Chronic lower back pain [CLBP] is a significant disease that affects nearly 20% of the worldwide population.
The Centers for Disease Control and Prevention lists back pain as the second most common cause of disability among American adults.
Back pain was associated with 30 million person-years lost to disability in 2015 alone.
Treating chronic lower back pain is often a challenge for providers, especially in light of our current opioid epidemic.
But good news is potentially on the horizon. A phase 3 study of tanezumab in patients with moderate to severe chronic low back pain (CLBP) indicate a statistically significant improvement in pain at 16 weeks compared to placebo.
Tanezumab is what’s called a monoclonal antibody. And it might offer extended relief from chronic lower back pain, a large, new study finds. However, a serious side effect remains a concern.
Tanezumab works differently from other treatments, as it blocks nerve growth factor, a protein that causes pain, researchers say.
“It appears that we are on the cusp of developing new drugs, which treat chronic pain by turning down the sensitivity of the nervous system, which is a whole new way of approaching the problem of chronic pain,” said lead researcher Dr. John Markman. He’s a professor of neurosurgery and neurology at the University of Rochester School of Medicine in New York.
“This is very important because we haven’t really had drugs with a new way of affecting chronic pain developed in maybe 100 years,” Markman said.
This phase 3 trial was funded by drugmakers Pfizer and Eli Lilly and Co. Twelve-hundred patients were randomly assigned to one of two doses of tanezumab or placebo. Another 600 patients received the opioid tramadol.
The higher dose of tanezumab reduced pain and also improved function, the researchers said.
Currently, opioid painkillers or nonsteroidal anti-inflammatory drugs (NSAIDs) such as aspirin and ibuprofen are the only medications for chronic lower back pain.

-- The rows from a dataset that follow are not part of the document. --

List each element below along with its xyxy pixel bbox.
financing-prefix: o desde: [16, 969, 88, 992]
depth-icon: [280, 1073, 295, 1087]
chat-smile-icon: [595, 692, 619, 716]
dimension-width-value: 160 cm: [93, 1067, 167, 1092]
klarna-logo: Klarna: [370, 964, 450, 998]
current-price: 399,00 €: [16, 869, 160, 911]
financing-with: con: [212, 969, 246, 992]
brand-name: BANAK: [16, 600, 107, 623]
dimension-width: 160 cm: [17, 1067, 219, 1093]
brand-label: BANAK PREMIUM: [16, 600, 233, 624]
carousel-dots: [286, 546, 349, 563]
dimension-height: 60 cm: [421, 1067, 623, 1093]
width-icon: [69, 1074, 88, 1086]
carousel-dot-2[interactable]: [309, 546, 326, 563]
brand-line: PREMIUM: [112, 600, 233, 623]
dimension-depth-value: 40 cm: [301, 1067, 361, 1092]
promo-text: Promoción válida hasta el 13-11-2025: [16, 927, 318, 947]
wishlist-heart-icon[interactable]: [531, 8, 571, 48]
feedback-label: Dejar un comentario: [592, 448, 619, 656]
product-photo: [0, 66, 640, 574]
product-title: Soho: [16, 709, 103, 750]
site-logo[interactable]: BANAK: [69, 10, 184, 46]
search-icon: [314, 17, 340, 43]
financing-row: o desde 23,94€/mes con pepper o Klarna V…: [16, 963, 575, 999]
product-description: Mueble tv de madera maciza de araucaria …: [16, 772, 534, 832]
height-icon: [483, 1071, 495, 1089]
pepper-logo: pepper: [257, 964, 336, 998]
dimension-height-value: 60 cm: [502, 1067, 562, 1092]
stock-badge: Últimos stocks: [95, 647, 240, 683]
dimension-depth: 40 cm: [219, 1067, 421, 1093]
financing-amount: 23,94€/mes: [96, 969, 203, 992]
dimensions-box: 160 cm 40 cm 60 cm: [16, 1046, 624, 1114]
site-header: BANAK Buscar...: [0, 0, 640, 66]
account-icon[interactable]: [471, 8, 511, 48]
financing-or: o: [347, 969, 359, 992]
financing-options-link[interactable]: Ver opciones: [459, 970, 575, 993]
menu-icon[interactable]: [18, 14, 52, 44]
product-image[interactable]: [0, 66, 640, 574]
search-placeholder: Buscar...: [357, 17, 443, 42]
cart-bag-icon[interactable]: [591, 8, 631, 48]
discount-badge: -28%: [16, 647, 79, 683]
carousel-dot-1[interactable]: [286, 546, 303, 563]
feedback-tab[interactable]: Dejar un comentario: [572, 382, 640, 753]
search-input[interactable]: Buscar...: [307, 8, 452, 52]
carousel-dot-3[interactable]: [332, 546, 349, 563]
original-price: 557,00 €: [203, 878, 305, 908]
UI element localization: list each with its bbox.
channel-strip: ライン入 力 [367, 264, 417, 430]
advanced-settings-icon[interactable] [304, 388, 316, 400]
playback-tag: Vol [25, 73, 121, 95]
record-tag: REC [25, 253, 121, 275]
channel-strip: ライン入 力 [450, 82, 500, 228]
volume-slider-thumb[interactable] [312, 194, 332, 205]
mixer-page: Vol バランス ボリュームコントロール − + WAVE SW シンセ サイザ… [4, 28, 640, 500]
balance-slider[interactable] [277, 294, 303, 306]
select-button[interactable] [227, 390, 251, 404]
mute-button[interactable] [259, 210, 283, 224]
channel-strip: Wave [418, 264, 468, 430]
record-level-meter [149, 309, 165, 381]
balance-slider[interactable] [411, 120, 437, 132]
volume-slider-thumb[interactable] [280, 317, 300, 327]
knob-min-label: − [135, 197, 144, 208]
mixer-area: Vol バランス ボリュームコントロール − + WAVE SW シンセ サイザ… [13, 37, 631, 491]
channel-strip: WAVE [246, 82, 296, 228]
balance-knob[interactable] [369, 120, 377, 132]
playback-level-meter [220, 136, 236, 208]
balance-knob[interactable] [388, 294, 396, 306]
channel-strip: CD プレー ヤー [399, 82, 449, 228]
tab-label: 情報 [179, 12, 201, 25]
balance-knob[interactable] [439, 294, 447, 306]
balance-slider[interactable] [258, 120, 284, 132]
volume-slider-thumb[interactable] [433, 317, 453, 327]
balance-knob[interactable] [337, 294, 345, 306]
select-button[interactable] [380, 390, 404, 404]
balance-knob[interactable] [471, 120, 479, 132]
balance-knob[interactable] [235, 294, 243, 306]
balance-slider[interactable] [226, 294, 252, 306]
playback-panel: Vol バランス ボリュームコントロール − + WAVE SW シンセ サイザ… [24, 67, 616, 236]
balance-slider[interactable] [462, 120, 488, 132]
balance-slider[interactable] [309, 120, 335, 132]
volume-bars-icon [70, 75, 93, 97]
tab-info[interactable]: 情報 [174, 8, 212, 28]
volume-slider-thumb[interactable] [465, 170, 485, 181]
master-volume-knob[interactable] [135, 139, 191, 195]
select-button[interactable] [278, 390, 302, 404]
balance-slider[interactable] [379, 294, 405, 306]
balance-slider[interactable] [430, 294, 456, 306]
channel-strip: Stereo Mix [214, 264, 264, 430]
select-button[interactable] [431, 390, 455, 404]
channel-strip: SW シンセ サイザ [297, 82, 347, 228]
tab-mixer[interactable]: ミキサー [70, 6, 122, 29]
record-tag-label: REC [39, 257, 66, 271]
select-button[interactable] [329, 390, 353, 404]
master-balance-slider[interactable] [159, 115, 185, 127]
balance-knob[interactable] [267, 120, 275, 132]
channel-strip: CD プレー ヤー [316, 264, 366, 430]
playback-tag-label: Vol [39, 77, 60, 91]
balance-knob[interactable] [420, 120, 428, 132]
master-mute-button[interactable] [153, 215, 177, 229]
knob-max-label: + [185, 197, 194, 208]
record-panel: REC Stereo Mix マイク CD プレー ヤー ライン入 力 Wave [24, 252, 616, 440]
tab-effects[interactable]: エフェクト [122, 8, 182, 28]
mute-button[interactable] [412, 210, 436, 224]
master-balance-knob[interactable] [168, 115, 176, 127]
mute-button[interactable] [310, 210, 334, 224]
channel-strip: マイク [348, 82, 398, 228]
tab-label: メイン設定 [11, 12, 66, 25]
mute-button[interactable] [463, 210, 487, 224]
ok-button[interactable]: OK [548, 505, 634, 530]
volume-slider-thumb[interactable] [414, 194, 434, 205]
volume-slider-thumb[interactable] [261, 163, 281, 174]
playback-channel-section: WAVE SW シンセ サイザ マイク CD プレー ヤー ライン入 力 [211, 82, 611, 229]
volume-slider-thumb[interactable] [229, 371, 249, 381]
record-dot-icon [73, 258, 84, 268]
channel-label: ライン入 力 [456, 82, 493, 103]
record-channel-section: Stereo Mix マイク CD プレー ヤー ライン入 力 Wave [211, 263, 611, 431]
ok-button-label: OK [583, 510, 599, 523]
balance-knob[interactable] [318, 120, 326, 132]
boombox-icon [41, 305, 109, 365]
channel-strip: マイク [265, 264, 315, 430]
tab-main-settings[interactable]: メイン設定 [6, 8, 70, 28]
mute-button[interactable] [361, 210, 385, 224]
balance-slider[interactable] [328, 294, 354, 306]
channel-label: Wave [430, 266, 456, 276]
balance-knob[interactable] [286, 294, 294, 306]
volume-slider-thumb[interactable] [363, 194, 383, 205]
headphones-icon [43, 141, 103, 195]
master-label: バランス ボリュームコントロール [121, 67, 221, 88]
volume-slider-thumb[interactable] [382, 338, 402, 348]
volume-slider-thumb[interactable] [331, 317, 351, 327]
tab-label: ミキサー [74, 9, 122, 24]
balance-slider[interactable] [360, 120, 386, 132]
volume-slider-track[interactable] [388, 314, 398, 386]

But opioids can be addictive, and NSAIDs can cause serious gastrointestinal bleeding.
If these drugs don’t work, the alternative is spinal fusion surgery, and that’s not always effective, Markman said.
Tanezumab is given by injection about every two months. It has none of the side effects of opioids or NSAIDs.
It does, however, have one very serious side effect that affects up to more than 2% of patients. The drug has been linked to joint deterioration that may require joint replacement.
This concern is the major focus of the U.S. Food and Drug Administration’s current review of the drug as a treatment for chronic pain from severe osteoarthritis, Markman said.
The current study was done in 191 sites in eight countries in North America, Europe and Asia. It involved patients who did not get pain relief after trying at least three different pain drugs, including opioids.
Patients underwent treatment for a little over a year. At four months, patients taking 10 milligrams of tanezumab reported significantly more pain relief than those using the placebo.
Also, after four months, more patients taking the experimental drug reported pain relief than those taking tramadol.
Markman said the drug “is very promising and really represents a step forward.”
“Any potentially effective new treatment is truly exciting,” said Huang, who was not involved in the study.
Many of the currently available treatments for chronic lower back pain act on the same anti-inflammatory or opioid receptors, he said. “Treating a new target along the pain pathway can open the door to potentially safer and more effective treatments,” Huang noted.
Medical treatment of lower back pain is becoming increasingly challenging as many medications may have dangerous long-term side effects that can lead to cardiovascular disease, addiction, and kidney and liver disease, Huang said.
“The efficacy of tanezumab in treating pain in patients who have already failed treatment with these medications, including opioids, is very encouraging, but we must not discount the very small chance of it causing potentially devastating serious joint problems,” he said.
“Like all treatments, we must weigh the risks and benefits before proceeding, but it is a welcome addition to the treatment toolbox,” Huang added.
Because the drug doesn’t yet have FDA approval, Markman said it’s too early to estimate the cost. But like most new drugs, he said it will likely be expensive.
The report was published online June 19 in the journal Pain.